March 3, 2018

McAllen Heritage Center was the perfect place for spending the couple of hours between a geocaching event at the nature center and a hawk lecture at the birding center.

We knew this would be a small museum when the prehistoric mammoth was paper and the mammoth tooth was a replica, but we did pick up a couple of stories we loved!

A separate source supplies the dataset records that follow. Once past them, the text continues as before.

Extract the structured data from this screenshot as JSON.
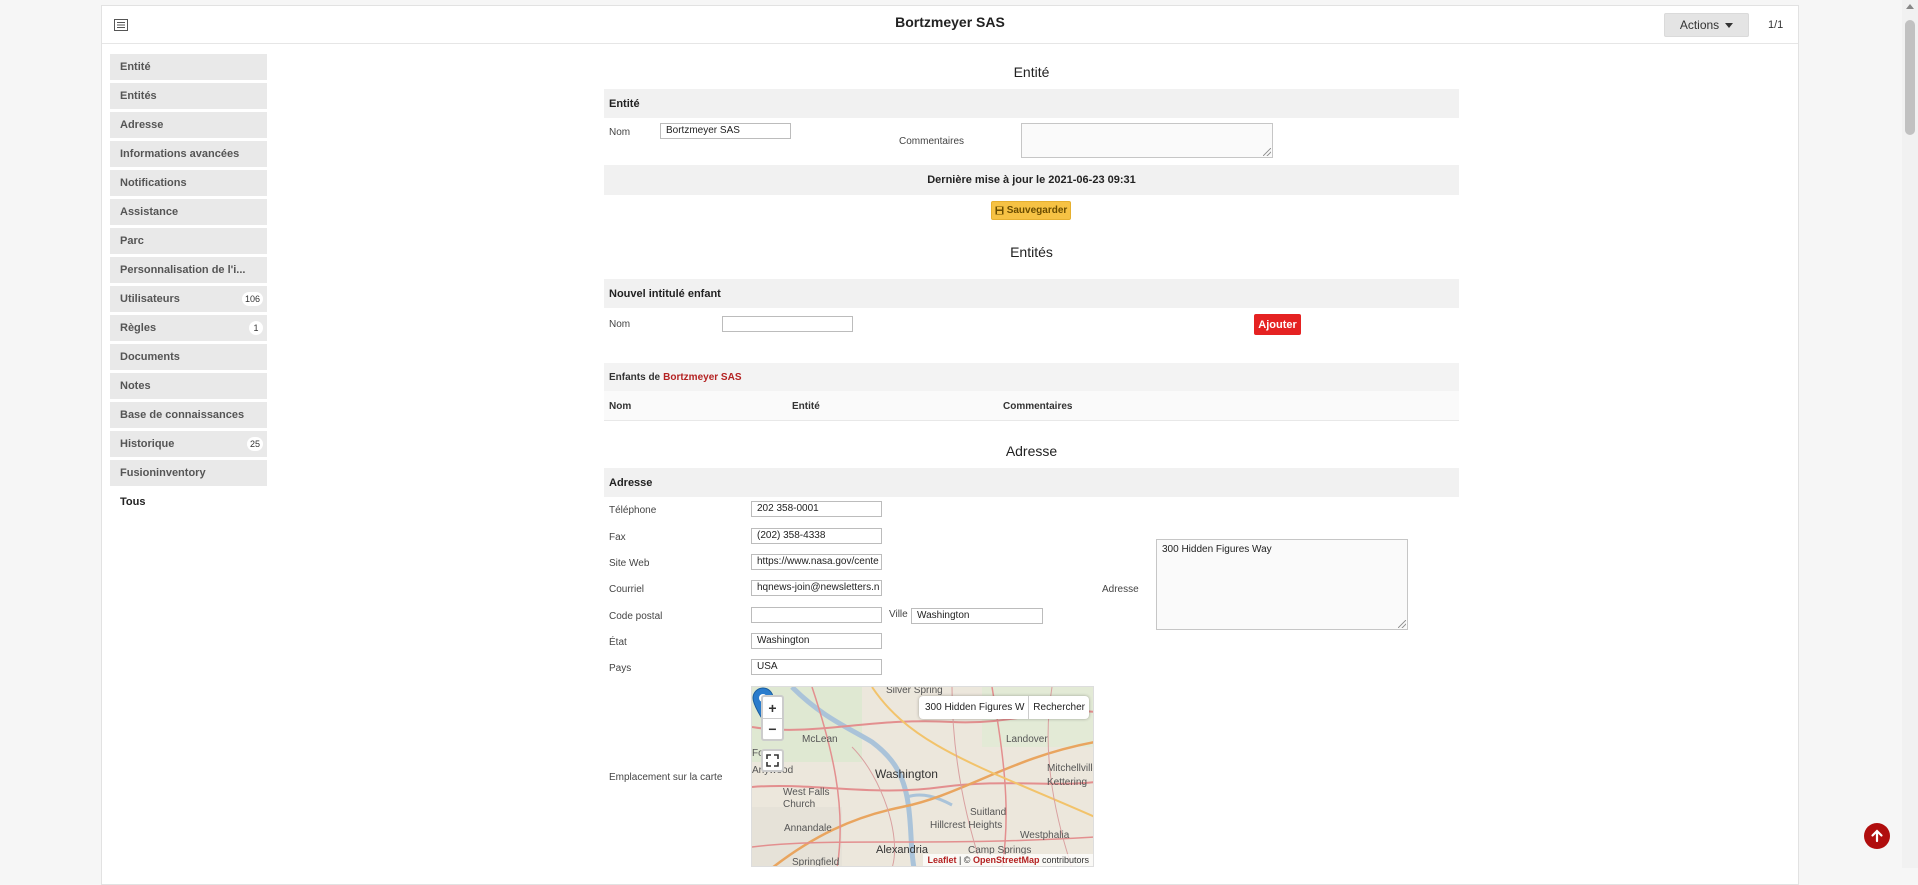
{
  "header": {
    "title": "Bortzmeyer SAS",
    "actions_label": "Actions",
    "pager": "1/1"
  },
  "sidebar": {
    "items": [
      {
        "label": "Entité"
      },
      {
        "label": "Entités"
      },
      {
        "label": "Adresse"
      },
      {
        "label": "Informations avancées"
      },
      {
        "label": "Notifications"
      },
      {
        "label": "Assistance"
      },
      {
        "label": "Parc"
      },
      {
        "label": "Personnalisation de l'i..."
      },
      {
        "label": "Utilisateurs",
        "badge": "106"
      },
      {
        "label": "Règles",
        "badge": "1"
      },
      {
        "label": "Documents"
      },
      {
        "label": "Notes"
      },
      {
        "label": "Base de connaissances"
      },
      {
        "label": "Historique",
        "badge": "25"
      },
      {
        "label": "Fusioninventory"
      },
      {
        "label": "Tous"
      }
    ]
  },
  "entite": {
    "section_title": "Entité",
    "band_label": "Entité",
    "name_label": "Nom",
    "name_value": "Bortzmeyer SAS",
    "comments_label": "Commentaires",
    "comments_value": "",
    "last_update": "Dernière mise à jour le 2021-06-23 09:31",
    "save_label": "Sauvegarder"
  },
  "entites": {
    "section_title": "Entités",
    "band_label": "Nouvel intitulé enfant",
    "name_label": "Nom",
    "name_value": "",
    "add_label": "Ajouter",
    "children_prefix": "Enfants de",
    "children_entity": "Bortzmeyer SAS",
    "columns": [
      "Nom",
      "Entité",
      "Commentaires"
    ]
  },
  "adresse": {
    "section_title": "Adresse",
    "band_label": "Adresse",
    "phone_label": "Téléphone",
    "phone_value": "202 358-0001",
    "fax_label": "Fax",
    "fax_value": "(202) 358-4338",
    "website_label": "Site Web",
    "website_value": "https://www.nasa.gov/cente",
    "email_label": "Courriel",
    "email_value": "hqnews-join@newsletters.n",
    "postal_label": "Code postal",
    "postal_value": "",
    "city_label": "Ville",
    "city_value": "Washington",
    "state_label": "État",
    "state_value": "Washington",
    "country_label": "Pays",
    "country_value": "USA",
    "address_label": "Adresse",
    "address_value": "300 Hidden Figures Way",
    "map_label": "Emplacement sur la carte"
  },
  "map": {
    "search_value": "300 Hidden Figures W",
    "search_button": "Rechercher",
    "zoom_in": "+",
    "zoom_out": "−",
    "attr_leaflet": "Leaflet",
    "attr_sep": " | © ",
    "attr_osm": "OpenStreetMap",
    "attr_suffix": " contributors",
    "places": [
      "Silver Spring",
      "McLean",
      "Landover",
      "Washington",
      "West Falls Church",
      "Mitchellville",
      "Kettering",
      "Suitland",
      "Hillcrest Heights",
      "Annandale",
      "Alexandria",
      "Westphalia",
      "Camp Springs",
      "Springfield",
      "Arlywood",
      "Forest"
    ]
  },
  "colors": {
    "accent_red": "#e52222",
    "save_yellow": "#f6c244",
    "link_red": "#b42222",
    "band_gray": "#f1f1f1"
  }
}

Replica of baby mammoth tooth

The Bubble Gum King

Andy Paris was a McAllen resident and who had established good relationships with Mexican candy manufacturers.  In the mid-1940’s, sugar and latex were rationed in the U.S. and supplies of latex from abroad were curtailed after the bombing of Britain.  Paris acquired the rights on the output of four Mexican factories in Monterrey and became the only person able to supply the world with bubble gum.  He dated Marilyn Monroe and taught Natalie Wood how to blow bubbles for the film Miracle on 34th Street.

Photograph of Andy Paris blowing a bubble.

Paris Headquarters

Rocket Mail

Rocket Mail was a fund-raiser in support of its new meeting hall created by an American Legion post in McAllen.  Special stamps and covers were printed, sold to the public and, on July 2, 1936, launched across the Rio Grande in ten cardboard rockets each seven feet long and 12 inches in circumference.  According to legend, school children emptied the powder from firecrackers to power the rockets.  The rockets went up to 4,000 feet but one exploded shortly after launch and another crashed into the wall of the U.S. bar in Reynosa.

We borrowed these images of covers from McAllen and Reynosa from a site about the event, as the museum had only a description.

The museum did have a cover from a commemorative re-creation of the event in 1961.

Categories: Travel

1 Comment

Jay Waters · March 30, 2018 at 12:24 pm

People in small towns have to make their own fun.